Demorou mais de 150 anos a ser construído, recorrendo, por vezes, à pedra extraída das pedreiras da região da Batalha. Mandado erigir pelo rei D. João I, o Mosteiro de Santa Maria da Vitória é uma das mais belas obras da arquitectura portuguesa e europeia. O estilo gótico predominante deu o mote para muitas outras construções futuras.
Considerado monumento nacional, o Mosteiro da Batalha integra a lista do Património da Humanidade definida pela Unesco, desde 1983. “Dois critérios estiveram subjacentes à atribuição: é uma das obras-primas absolutas da arte gótica e durante mais de dois séculos foi um estaleiro importante da monarquia portuguesa.
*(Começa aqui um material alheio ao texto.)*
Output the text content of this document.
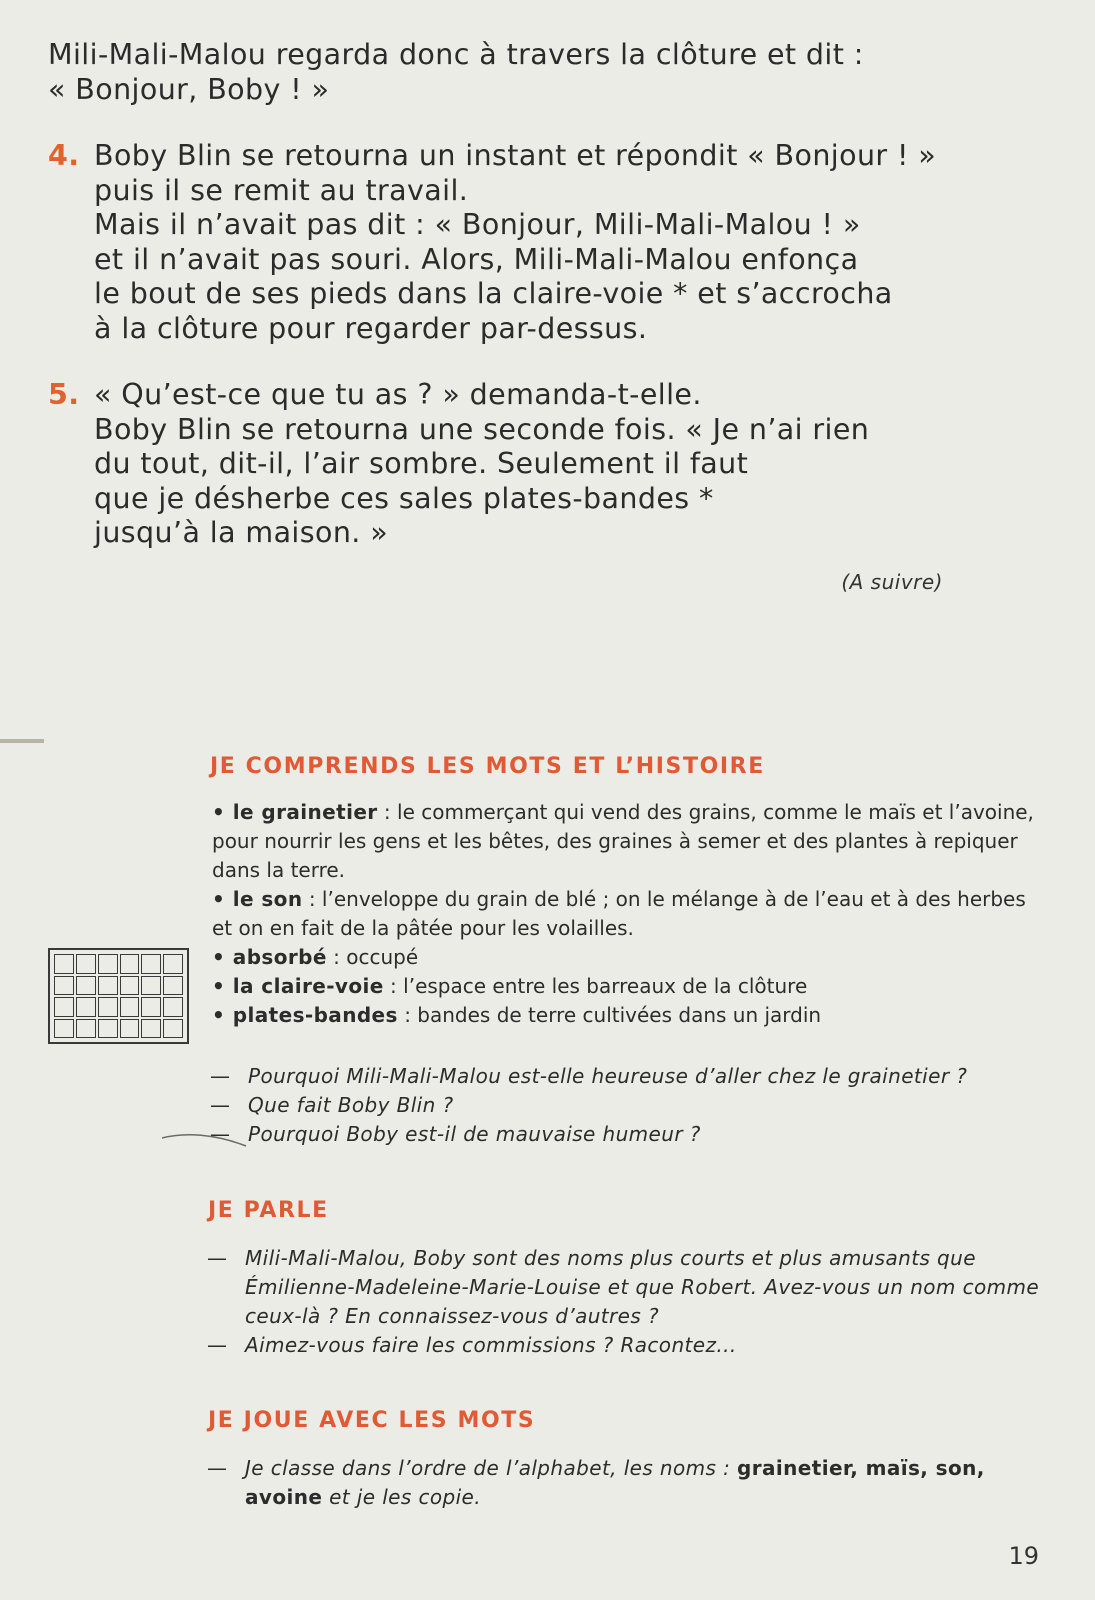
Mili-Mali-Malou regarda donc à travers la clôture et dit :
« Bonjour, Boby ! »

4. Boby Blin se retourna un instant et répondit « Bonjour ! »
puis il se remit au travail.
Mais il n’avait pas dit : « Bonjour, Mili-Mali-Malou ! »
et il n’avait pas souri. Alors, Mili-Mali-Malou enfonça
le bout de ses pieds dans la claire-voie * et s’accrocha
à la clôture pour regarder par-dessus.

5. « Qu’est-ce que tu as ? » demanda-t-elle.
Boby Blin se retourna une seconde fois. « Je n’ai rien
du tout, dit-il, l’air sombre. Seulement il faut
que je désherbe ces sales plates-bandes *
jusqu’à la maison. »

(A suivre)
JE COMPRENDS LES MOTS ET L’HISTOIRE

• le grainetier : le commerçant qui vend des grains, comme le maïs et l’avoine, pour nourrir les gens et les bêtes, des graines à semer et des plantes à repiquer dans la terre.

• le son : l’enveloppe du grain de blé ; on le mélange à de l’eau et à des herbes et on en fait de la pâtée pour les volailles.

• absorbé : occupé

• la claire-voie : l’espace entre les barreaux de la clôture

• plates-bandes : bandes de terre cultivées dans un jardin

— Pourquoi Mili-Mali-Malou est-elle heureuse d’aller chez le grainetier ?
— Que fait Boby Blin ?
— Pourquoi Boby est-il de mauvaise humeur ?
JE PARLE
— Mili-Mali-Malou, Boby sont des noms plus courts et plus amusants que Émilienne-Madeleine-Marie-Louise et que Robert. Avez-vous un nom comme ceux-là ? En connaissez-vous d’autres ?
— Aimez-vous faire les commissions ? Racontez...
JE JOUE AVEC LES MOTS
— Je classe dans l’ordre de l’alphabet, les noms : grainetier, maïs, son, avoine et je les copie.
19
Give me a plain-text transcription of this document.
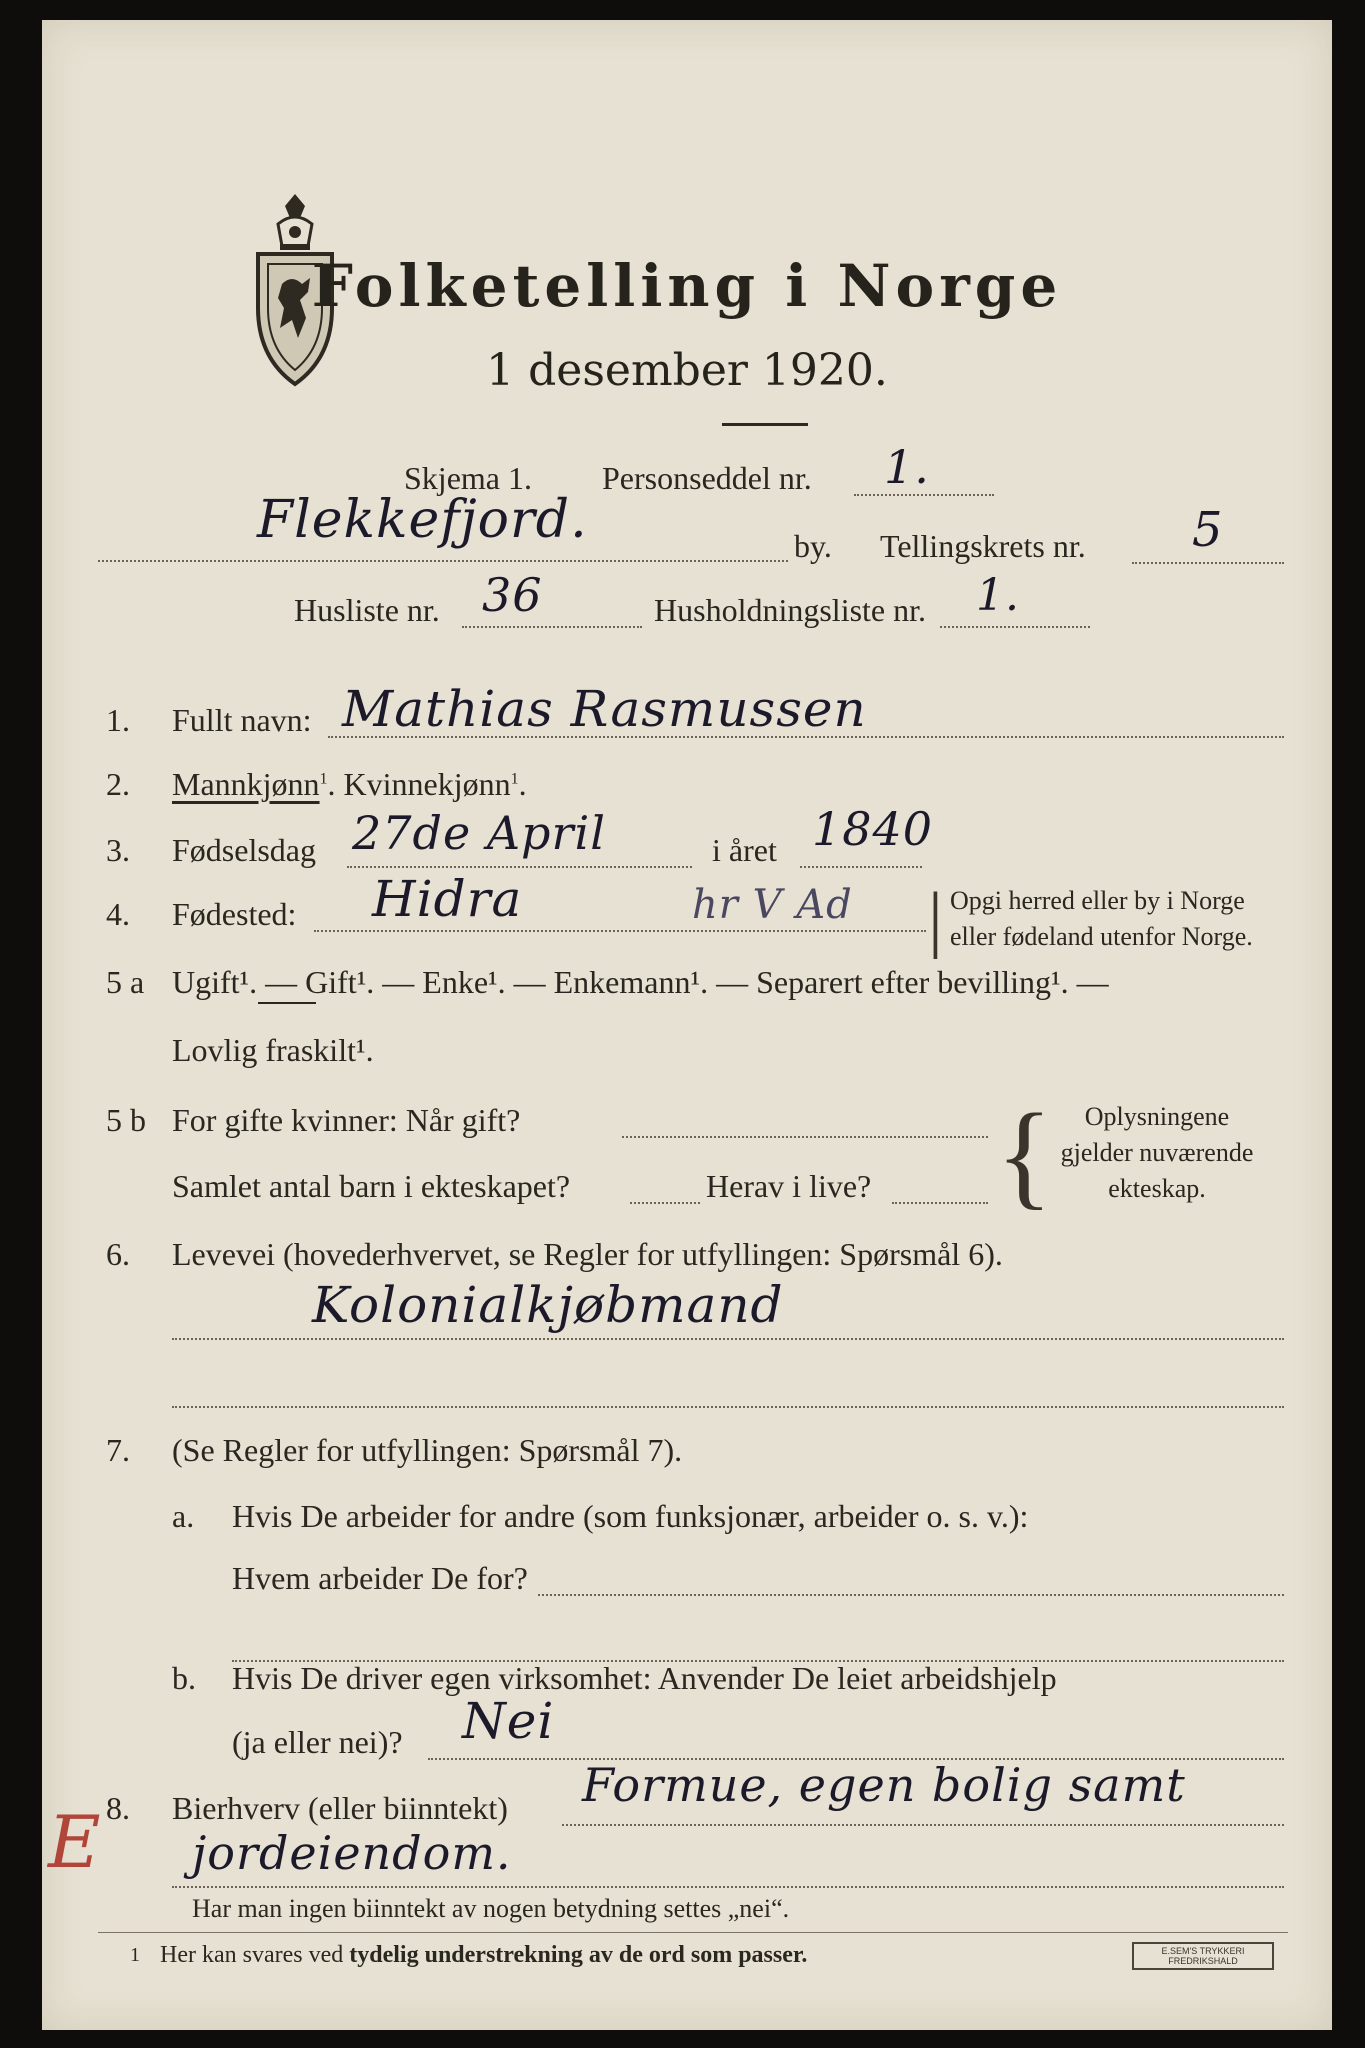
Folketelling i Norge
1 desember 1920.
Skjema 1. Personseddel nr. 1.
Flekkefjord.	by. Tellingskrets nr. 5
Husliste nr. 36	Husholdningsliste nr. 1.
1. Fullt navn: Mathias Rasmussen
2. Mannkjønn$^1$. Kvinnekjønn$^1$.
3. Fødselsdag 27de April	i året 1840
4. Fødested: Hidra	hr V Ad | Opgi herred eller by i Norge
eller fødeland utenfor Norge.
5 a Ugift¹. — Gift¹. — Enke¹. — Enkemann¹. — Separert efter bevilling¹. —
Lovlig fraskilt¹.
5 b For gifte kvinner: Når gift?
Samlet antal barn i ekteskapet?	Herav i live? {	Oplysningene
gjelder nuværende
ekteskap.
6. Levevei (hovederhvervet, se Regler for utfyllingen: Spørsmål 6).
Kolonialkjøbmand
7. (Se Regler for utfyllingen: Spørsmål 7).
a. Hvis De arbeider for andre (som funksjonær, arbeider o. s. v.):
Hvem arbeider De for?
b. Hvis De driver egen virksomhet: Anvender De leiet arbeidshjelp
(ja eller nei)? Nei
8. Bierhverv (eller biinntekt) Formue, egen bolig samt
jordeiendom.
E
Har man ingen biinntekt av nogen betydning settes „nei“.
1 Her kan svares ved tydelig understrekning av de ord som passer.	E.SEM'S TRYKKERI
FREDRIKSHALD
As características mais importantes de uma arte nacional
foram aí estabelecidas, tanto no período gótico como no Renascimento”, explica Joaquim Ruivo.
O director do Mosteiro da Batalha acrescenta que “a sua integridade e autenticidade são características fundamentais”. “Das maiores evidências desta classificação é a constância nos apoios dados para reabilitação e conservação. Por exemplo, o claustro que foi todo limpo e tratado, numa intervenção que era urgente”, salienta, referindo que a intervenção realizada ao fim de 100 anos ofereceu o “esplendor que o claustro nunca teve”.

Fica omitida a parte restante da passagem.